Marvel needed to come together quickly because Windows 4.0 was originally scheduled to ship in mid-1994, a little over a year after it was green-lighted. So after experimenting briefly with just copying Prodigy, the quickly-growing Marvel team settled on some key tenets for the new online service. It would focus on consumers, not technical users. It would be based on the X-25 network type used by other online services, and not on TCP/IP, like the Internet. And because it would ship with Windows 95, Marvel would simply be integrated directly into the Windows 95 user interface: Users would access Marvel’s various services using the same Explorer windows they used to browse their PCs’ hard drives.

Around this same time, Gates was still convinced that the future of the PC was multimedia and interactivity, and he had directed Microsoft to purchase a Seattle-based multimedia company called The Daily Planet. A group from that company formed the basis of a new team that would build tools that Microsoft and others could use to create interactive content for Marvel. It was called Blackbird, and it would work like Microsoft Publisher, but for the online service.

Marvel needed a name, too, of course. So the team came up with ONVO, which stood for … well, nothing. The team just liked that it started with “on.” But when they presented this idea to Steve Ballmer, he literally threw them out of his office. “Fuck no,” he said when told of the name. Unable to come up with anything better, the team started simply referring to it as “the Microsoft Network.” That name stuck. As did MSN, as Microsoft often shortened it.

By late 1993, it was clear to some of Gates’ underlings that the Internet was important and would, in fact, usher in radical change to the personal computing industry. Rob Glaser, who would later found ProgressiveNetwork (later RealNetworks), was then researching Microsoft’s planned partnerships with media giants like Time Warner, and he was among the first to sound the alarm. The more he researched this topic, the more convinced he became that Microsoft should recast the Microsoft Network as an Internet service.

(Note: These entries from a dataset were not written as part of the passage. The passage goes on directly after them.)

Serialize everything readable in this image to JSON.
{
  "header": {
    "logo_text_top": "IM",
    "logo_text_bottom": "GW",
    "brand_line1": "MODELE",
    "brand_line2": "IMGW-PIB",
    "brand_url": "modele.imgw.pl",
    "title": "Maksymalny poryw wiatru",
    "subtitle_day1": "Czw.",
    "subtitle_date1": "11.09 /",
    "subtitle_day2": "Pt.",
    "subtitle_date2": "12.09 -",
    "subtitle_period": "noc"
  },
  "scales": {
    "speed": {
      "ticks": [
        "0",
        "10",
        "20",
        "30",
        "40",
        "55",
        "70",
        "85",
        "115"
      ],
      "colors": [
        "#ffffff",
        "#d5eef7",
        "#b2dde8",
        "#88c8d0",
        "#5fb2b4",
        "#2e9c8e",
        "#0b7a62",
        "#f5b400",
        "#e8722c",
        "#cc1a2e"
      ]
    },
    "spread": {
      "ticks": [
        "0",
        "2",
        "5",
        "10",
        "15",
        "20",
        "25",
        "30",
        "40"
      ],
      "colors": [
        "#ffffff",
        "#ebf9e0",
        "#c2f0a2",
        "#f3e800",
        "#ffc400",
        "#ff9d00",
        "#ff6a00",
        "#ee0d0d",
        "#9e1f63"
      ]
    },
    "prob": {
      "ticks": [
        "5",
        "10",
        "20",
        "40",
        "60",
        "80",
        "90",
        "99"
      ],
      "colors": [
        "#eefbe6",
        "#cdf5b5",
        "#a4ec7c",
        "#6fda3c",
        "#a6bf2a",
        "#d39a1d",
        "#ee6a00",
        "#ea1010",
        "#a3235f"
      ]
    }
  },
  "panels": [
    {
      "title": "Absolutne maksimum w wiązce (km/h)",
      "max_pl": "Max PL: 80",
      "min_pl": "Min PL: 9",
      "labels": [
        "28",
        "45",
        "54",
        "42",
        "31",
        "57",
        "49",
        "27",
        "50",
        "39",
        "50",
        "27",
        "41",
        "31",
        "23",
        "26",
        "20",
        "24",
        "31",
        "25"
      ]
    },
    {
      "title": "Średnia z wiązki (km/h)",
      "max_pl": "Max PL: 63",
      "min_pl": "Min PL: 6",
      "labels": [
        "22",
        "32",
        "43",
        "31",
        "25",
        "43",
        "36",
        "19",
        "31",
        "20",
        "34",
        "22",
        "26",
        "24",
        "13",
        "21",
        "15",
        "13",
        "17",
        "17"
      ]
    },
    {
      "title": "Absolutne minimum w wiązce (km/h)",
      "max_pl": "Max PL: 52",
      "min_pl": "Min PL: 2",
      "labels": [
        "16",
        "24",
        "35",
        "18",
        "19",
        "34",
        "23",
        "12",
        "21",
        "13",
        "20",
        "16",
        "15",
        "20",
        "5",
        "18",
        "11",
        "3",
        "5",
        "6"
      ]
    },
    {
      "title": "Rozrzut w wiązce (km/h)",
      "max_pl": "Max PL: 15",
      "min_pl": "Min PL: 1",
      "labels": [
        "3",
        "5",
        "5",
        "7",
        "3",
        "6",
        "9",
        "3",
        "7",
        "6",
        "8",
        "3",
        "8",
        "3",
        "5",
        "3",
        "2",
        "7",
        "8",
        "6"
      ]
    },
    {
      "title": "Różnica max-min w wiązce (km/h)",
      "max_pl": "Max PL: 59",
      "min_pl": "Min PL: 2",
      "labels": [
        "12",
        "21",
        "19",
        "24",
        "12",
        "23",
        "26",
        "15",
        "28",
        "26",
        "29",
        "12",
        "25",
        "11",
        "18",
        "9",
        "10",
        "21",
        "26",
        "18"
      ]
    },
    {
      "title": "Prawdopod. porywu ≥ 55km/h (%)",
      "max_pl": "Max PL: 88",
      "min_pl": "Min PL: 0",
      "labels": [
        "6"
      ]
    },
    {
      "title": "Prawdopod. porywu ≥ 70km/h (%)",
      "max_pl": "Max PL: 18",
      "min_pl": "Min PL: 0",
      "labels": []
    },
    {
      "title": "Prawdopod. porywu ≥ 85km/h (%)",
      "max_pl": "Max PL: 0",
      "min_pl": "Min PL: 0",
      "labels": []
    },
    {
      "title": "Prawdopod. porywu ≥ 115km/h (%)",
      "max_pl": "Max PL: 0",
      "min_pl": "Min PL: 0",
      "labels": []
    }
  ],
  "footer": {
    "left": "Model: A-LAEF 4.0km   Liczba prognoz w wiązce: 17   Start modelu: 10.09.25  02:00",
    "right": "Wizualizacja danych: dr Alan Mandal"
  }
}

“I became convinced that Microsoft was building the last minicomputer,” Glaser later told Paul Andrews, the author of Overdrive: Bill Gates and the Race to Control Cyberspace. “The Microsoft Network was based on the notion that your competitors … were on-line services like America Online. But the reality was that the Internet was going to be a fundamental paradigm shift, [and] that you needed to think about your strategies fundamentally differently.”

Glaser’s ideas were never implemented, but it wasn’t solely because of tunnel-vision. Russ Siegelman suffered a life-threatening brain aneurism and the Microsoft Network team didn’t want to make major changes with him out for several months. Glaser explained the Internet to the team and implored them to move the Microsoft Network to this platform after it shipped in Windows 4.0. But few on the team were convinced. And a Glaser demo, using the early web browser Mosaic to view a live image of a coffee pot in England, fell flat with most. The team elected to simply keep the project on track and deliver what they had promised.

Defeated, Glaser handed all of the Internet materials he had collected to Bill Gates’ technical assistant. A man named Steven Sinofsky.

“There were only a few people at Microsoft at the time who were true Internet believers,” Glaser later said. “Steve [Sinofsky] was one.”

As hinted by Glaser’s Yoda-like recollection, there was another. James Allard, a dumpy-looking coder who would later undergo a personal transformation and rebranding as J Allard, also saw the potential of the Internet to disrupt Microsoft and the entire industry. And as 1993 turned into 1994, both Allard and Sinofsky would work from within to get Gates and Microsoft to focus on what they saw as an existential threat to the software giant.